Su principal preocupación era no cruzar líneas. Les angustiaba la posibilidad de que alguien interpretara su vídeo como una forma de aprovecharse de la situación. “Teníamos miedo de parecer oportunistas. Por eso, antes de subirlo, lo hablamos con amigos, con la gente que lo estaba pasando mal. Queríamos asegurarnos de que era útil, de que tenía sentido”. Las respuestas fueron positivas. La comunidad les agradeció el gesto, especialmente en los primeros días, cuando la información escaseaba y abundaban los bulos. Aun así, no continuaron publicando. Durante ese periodo, dejaron su contenido habitual de humor completamente apartado. “Valencia no estaba para humor”, aseguran. Aunque sí que les rondó la duda de si la gente necesitaría algo de humor para sobrellevar la situación.

Los hermanos Sepuls reconocen que no notaron un aumento de alcance durante esos días. No lo buscaron. Apenas entraban al canal. Sus redes, por una vez, quedaron en segundo plano. “No estábamos pendientes de seguidores. No era momento de pensar en eso. Solo queríamos ayudar”.

A pesar de no haber recibido llamadas de medios ni de autoridades, fueron muchos los ciudadanos anónimos que les contactaron para pedirles ayuda con pequeñas causas: recaudar fondos para negocios destruidos, conseguir juguetes, visibilizar necesidades básicas. Ellos compartieron lo que pudieron, cuando lo creyeron necesario, y sin darle más protagonismo del que merecía. “Nos convertimos, en cierto modo, en una herramienta. Pero sin forzarlo, sin buscarlo. Nuestro foco fue estar allí, colaborar”.

La experiencia les dejó huella. Les dolió ver lo que había pasado, pero también les emocionó la respuesta colectiva. “Lo que más me marcó fue ver cómo la gente se volcó. Era como si, de repente, todo el mundo hubiese recordado que somos humanos. Que cuando hay que estar, se está”.

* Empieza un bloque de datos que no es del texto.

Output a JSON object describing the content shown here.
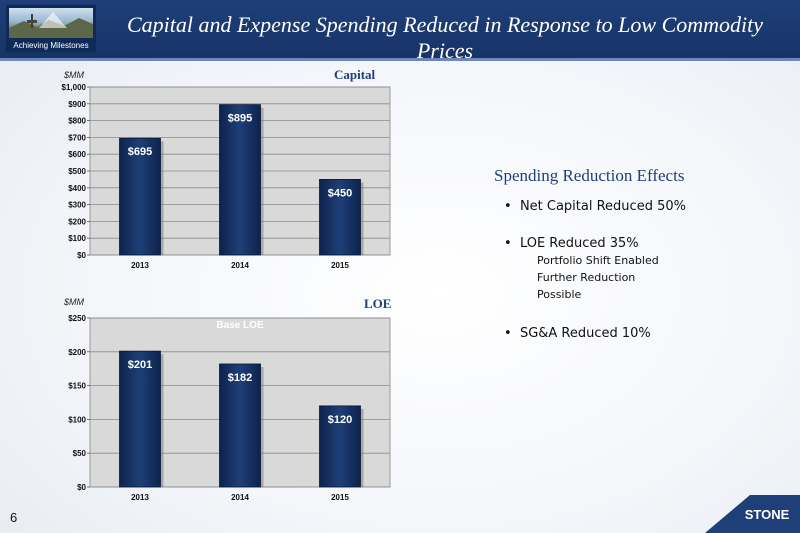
{
  "header": {
    "title": "Capital and Expense Spending Reduced in Response to Low Commodity Prices",
    "tagline": "Achieving Milestones"
  },
  "colors": {
    "header": "#1e3f78",
    "bar": "#1e3f78",
    "accent": "#1f3f7a"
  },
  "chart_data": [
    {
      "type": "bar",
      "title": "Capital",
      "ylabel": "$MM",
      "categories": [
        "2013",
        "2014",
        "2015"
      ],
      "values": [
        695,
        895,
        450
      ],
      "data_labels": [
        "$695",
        "$895",
        "$450"
      ],
      "ylim": [
        0,
        1000
      ],
      "yticks": [
        0,
        100,
        200,
        300,
        400,
        500,
        600,
        700,
        800,
        900,
        1000
      ],
      "ytick_labels": [
        "$0",
        "$100",
        "$200",
        "$300",
        "$400",
        "$500",
        "$600",
        "$700",
        "$800",
        "$900",
        "$1,000"
      ],
      "grid": true
    },
    {
      "type": "bar",
      "title": "LOE",
      "ylabel": "$MM",
      "annotation": "Base LOE",
      "categories": [
        "2013",
        "2014",
        "2015"
      ],
      "values": [
        201,
        182,
        120
      ],
      "data_labels": [
        "$201",
        "$182",
        "$120"
      ],
      "ylim": [
        0,
        250
      ],
      "yticks": [
        0,
        50,
        100,
        150,
        200,
        250
      ],
      "ytick_labels": [
        "$0",
        "$50",
        "$100",
        "$150",
        "$200",
        "$250"
      ],
      "grid": true
    }
  ],
  "effects": {
    "title": "Spending Reduction Effects",
    "bullets": [
      "Net Capital Reduced 50%",
      "LOE Reduced  35%",
      "SG&A Reduced 10%"
    ],
    "sub": [
      "Portfolio Shift Enabled",
      "Further Reduction",
      "Possible"
    ]
  },
  "page_number": "6",
  "logo_text": "STONE"
}
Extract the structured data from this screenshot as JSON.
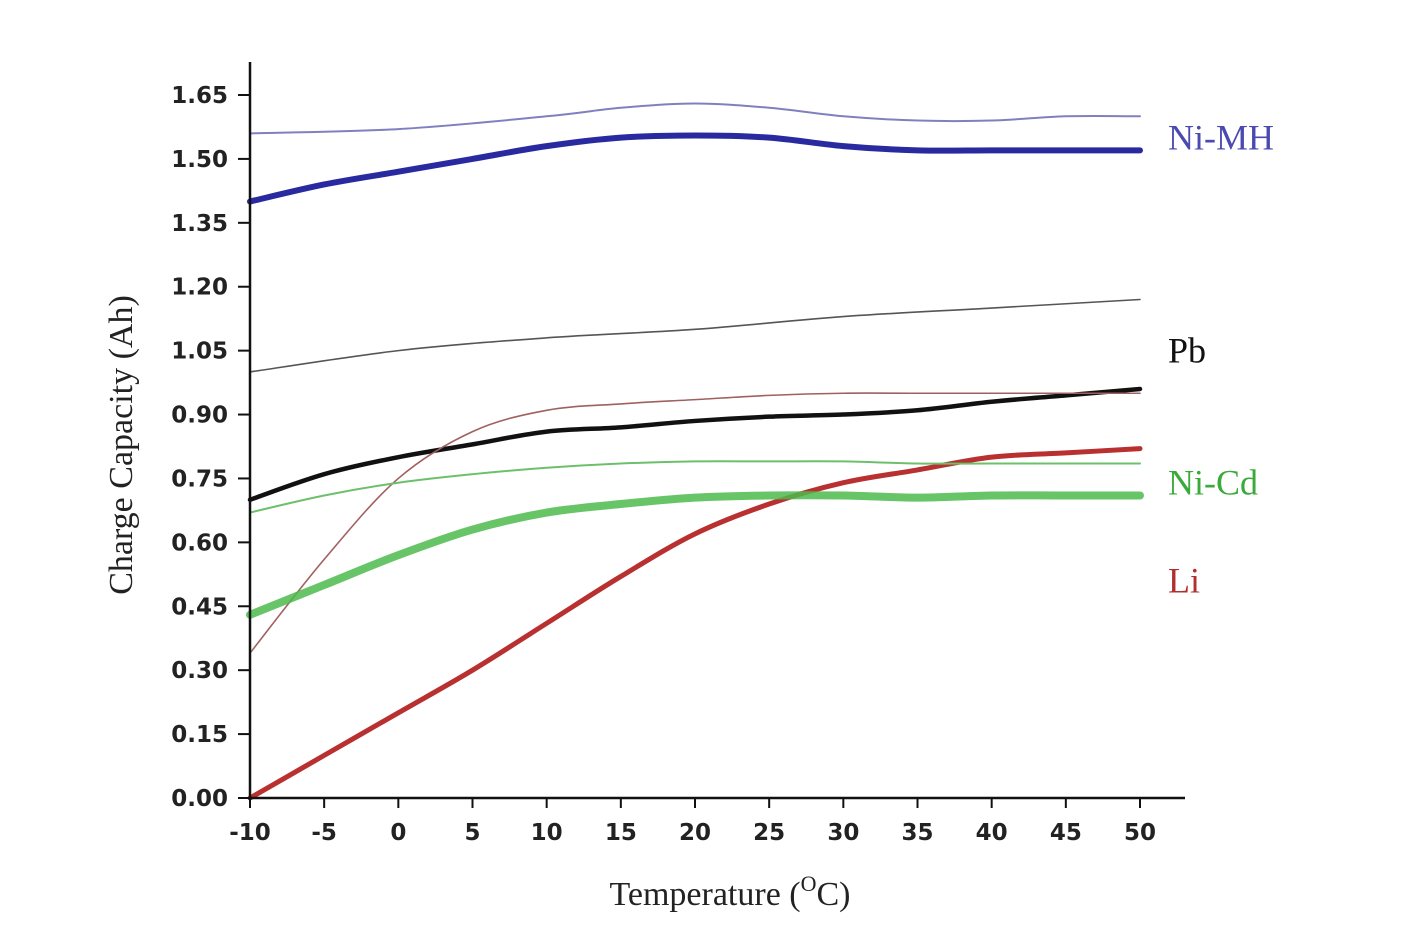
{
  "chart_data": {
    "type": "line",
    "xlabel": "Temperature (",
    "xlabel_sup": "O",
    "xlabel_tail": "C)",
    "ylabel": "Charge Capacity (Ah)",
    "xlim": [
      -10,
      50
    ],
    "ylim": [
      0,
      1.65
    ],
    "x_ticks": [
      "-10",
      "-5",
      "0",
      "5",
      "10",
      "15",
      "20",
      "25",
      "30",
      "35",
      "40",
      "45",
      "50"
    ],
    "y_ticks": [
      "0.00",
      "0.15",
      "0.30",
      "0.45",
      "0.60",
      "0.75",
      "0.90",
      "1.05",
      "1.20",
      "1.35",
      "1.50",
      "1.65"
    ],
    "grid": false,
    "legend_position": "right, beside each series pair",
    "legend": [
      {
        "name": "Ni-MH",
        "color": "#4a4ab0",
        "y": 1.55
      },
      {
        "name": "Pb",
        "color": "#111111",
        "y": 1.05
      },
      {
        "name": "Ni-Cd",
        "color": "#3aaa3a",
        "y": 0.74
      },
      {
        "name": "Li",
        "color": "#b03030",
        "y": 0.51
      }
    ],
    "series": [
      {
        "legend_key": "Ni-MH",
        "variant": "thin",
        "color": "#8080c0",
        "width": 2,
        "x": [
          -10,
          0,
          10,
          15,
          20,
          25,
          30,
          35,
          40,
          45,
          50
        ],
        "y": [
          1.56,
          1.57,
          1.6,
          1.62,
          1.63,
          1.62,
          1.6,
          1.59,
          1.59,
          1.6,
          1.6
        ]
      },
      {
        "legend_key": "Ni-MH",
        "variant": "thick",
        "color": "#2a2aa0",
        "width": 6,
        "x": [
          -10,
          -5,
          0,
          5,
          10,
          15,
          20,
          25,
          30,
          35,
          40,
          45,
          50
        ],
        "y": [
          1.4,
          1.44,
          1.47,
          1.5,
          1.53,
          1.55,
          1.555,
          1.55,
          1.53,
          1.52,
          1.52,
          1.52,
          1.52
        ]
      },
      {
        "legend_key": "Pb",
        "variant": "thin",
        "color": "#555555",
        "width": 1.6,
        "x": [
          -10,
          0,
          10,
          20,
          30,
          40,
          50
        ],
        "y": [
          1.0,
          1.05,
          1.08,
          1.1,
          1.13,
          1.15,
          1.17
        ]
      },
      {
        "legend_key": "Pb",
        "variant": "thick",
        "color": "#111111",
        "width": 4.5,
        "x": [
          -10,
          -5,
          0,
          5,
          10,
          15,
          20,
          25,
          30,
          35,
          40,
          45,
          50
        ],
        "y": [
          0.7,
          0.76,
          0.8,
          0.83,
          0.86,
          0.87,
          0.885,
          0.895,
          0.9,
          0.91,
          0.93,
          0.945,
          0.96
        ]
      },
      {
        "legend_key": "Li",
        "variant": "thin",
        "color": "#a06060",
        "width": 1.6,
        "x": [
          -10,
          -5,
          0,
          5,
          10,
          15,
          20,
          25,
          30,
          35,
          40,
          45,
          50
        ],
        "y": [
          0.34,
          0.56,
          0.75,
          0.86,
          0.91,
          0.925,
          0.935,
          0.945,
          0.95,
          0.95,
          0.95,
          0.95,
          0.95
        ]
      },
      {
        "legend_key": "Li",
        "variant": "thick",
        "color": "#b83030",
        "width": 5,
        "x": [
          -10,
          -5,
          0,
          5,
          10,
          15,
          20,
          25,
          30,
          35,
          40,
          45,
          50
        ],
        "y": [
          0.0,
          0.1,
          0.2,
          0.3,
          0.41,
          0.52,
          0.62,
          0.69,
          0.74,
          0.77,
          0.8,
          0.81,
          0.82
        ]
      },
      {
        "legend_key": "Ni-Cd",
        "variant": "thin",
        "color": "#6cc06c",
        "width": 2,
        "x": [
          -10,
          -5,
          0,
          5,
          10,
          15,
          20,
          25,
          30,
          35,
          40,
          45,
          50
        ],
        "y": [
          0.67,
          0.71,
          0.74,
          0.76,
          0.775,
          0.785,
          0.79,
          0.79,
          0.79,
          0.785,
          0.785,
          0.785,
          0.785
        ]
      },
      {
        "legend_key": "Ni-Cd",
        "variant": "thick",
        "color": "#4cbb4c",
        "width": 8,
        "x": [
          -10,
          -5,
          0,
          5,
          10,
          15,
          20,
          25,
          30,
          35,
          40,
          45,
          50
        ],
        "y": [
          0.43,
          0.5,
          0.57,
          0.63,
          0.67,
          0.69,
          0.705,
          0.71,
          0.71,
          0.705,
          0.71,
          0.71,
          0.71
        ]
      }
    ]
  }
}
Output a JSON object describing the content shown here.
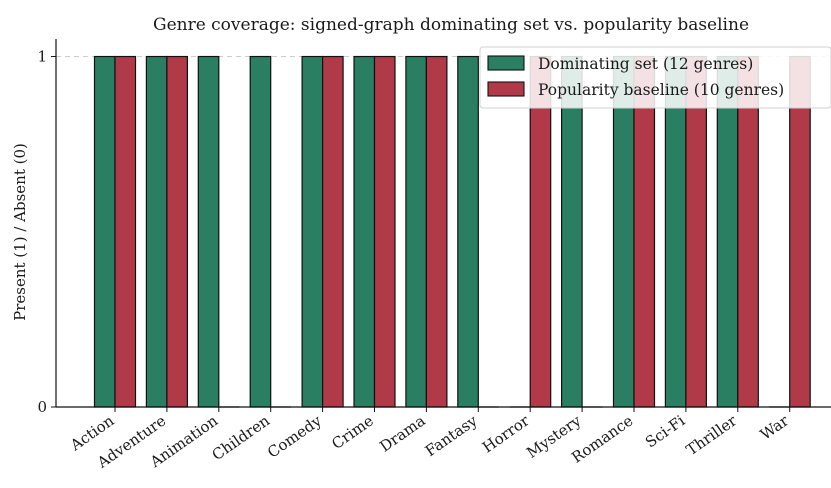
{
  "chart_data": {
    "type": "bar",
    "title": "Genre coverage: signed-graph dominating set vs. popularity baseline",
    "xlabel": "",
    "ylabel": "Present (1) / Absent (0)",
    "ylim": [
      0,
      1.05
    ],
    "yticks": [
      0,
      1
    ],
    "grid": "y-dashed-at-1",
    "legend": "top-right",
    "categories": [
      "Action",
      "Adventure",
      "Animation",
      "Children",
      "Comedy",
      "Crime",
      "Drama",
      "Fantasy",
      "Horror",
      "Mystery",
      "Romance",
      "Sci-Fi",
      "Thriller",
      "War"
    ],
    "series": [
      {
        "name": "Dominating set (12 genres)",
        "color": "#2a7f62",
        "values": [
          1,
          1,
          1,
          1,
          1,
          1,
          1,
          1,
          0,
          1,
          1,
          1,
          1,
          0
        ]
      },
      {
        "name": "Popularity baseline (10 genres)",
        "color": "#b03a48",
        "values": [
          1,
          1,
          0,
          0,
          1,
          1,
          1,
          0,
          1,
          0,
          1,
          1,
          1,
          1
        ]
      }
    ]
  }
}
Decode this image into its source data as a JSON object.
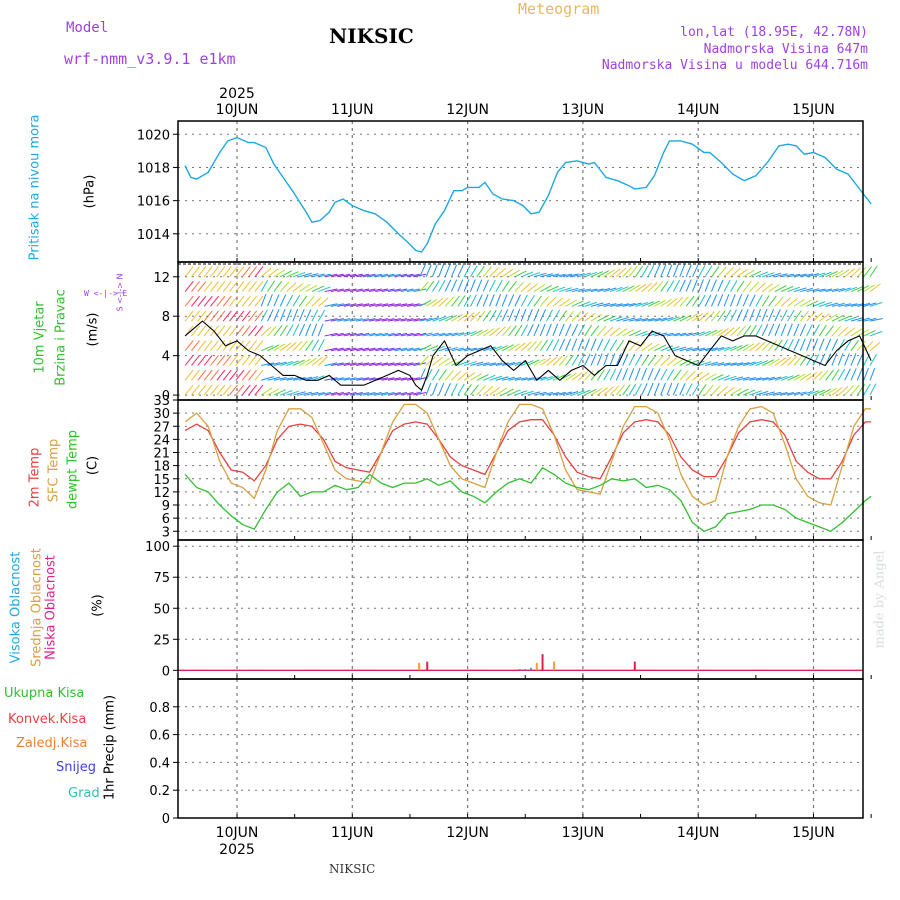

Reflexionan también sobre la etiqueta de “influencer” y lo que implica en momentos así. No se sienten cómodos con ese término, pero sí creen que tener una comunidad conlleva una responsabilidad. “Hay que ser muy cuidadoso con lo que se comunica, y en momentos de emergencia, más aún. A veces, con una simple historia puedes ayudar mucho”.

Para ellos, el aprendizaje fue doble. Por un lado, constataron la capacidad que tienen las redes para movilizar y sensibilizar. Por otro, entendieron que no siempre hay que exponerse para ayudar. Que muchas veces, lo que hace falta es estar. Y estar de verdad. Sin necesidad de demostrarlo.

Ahora, con su canal en crecimiento y su contenido más definido, ven aquella etapa como un punto de inflexión. “Si hubiera pasado ahora, quizás lo habríamos gestionado de otra forma, con más recursos, más rapidez. Muchas veces no ayudábamos más por vergüenza de preguntar. Aun así, hicimos lo que supimos y pudimos hacer en ese momento”.

La suya no fue una historia de viralidad, ni una campaña organizada. Fue una decisión sencilla: dejar de hacer reír para ponerse a ayudar. Renunciar a los focos cuando más brillaban. Cambiar el contenido por el compromiso. Y demostrar, sin grandes gestos, que cuando las cosas se ponen feas, también desde las redes se puede ayudar.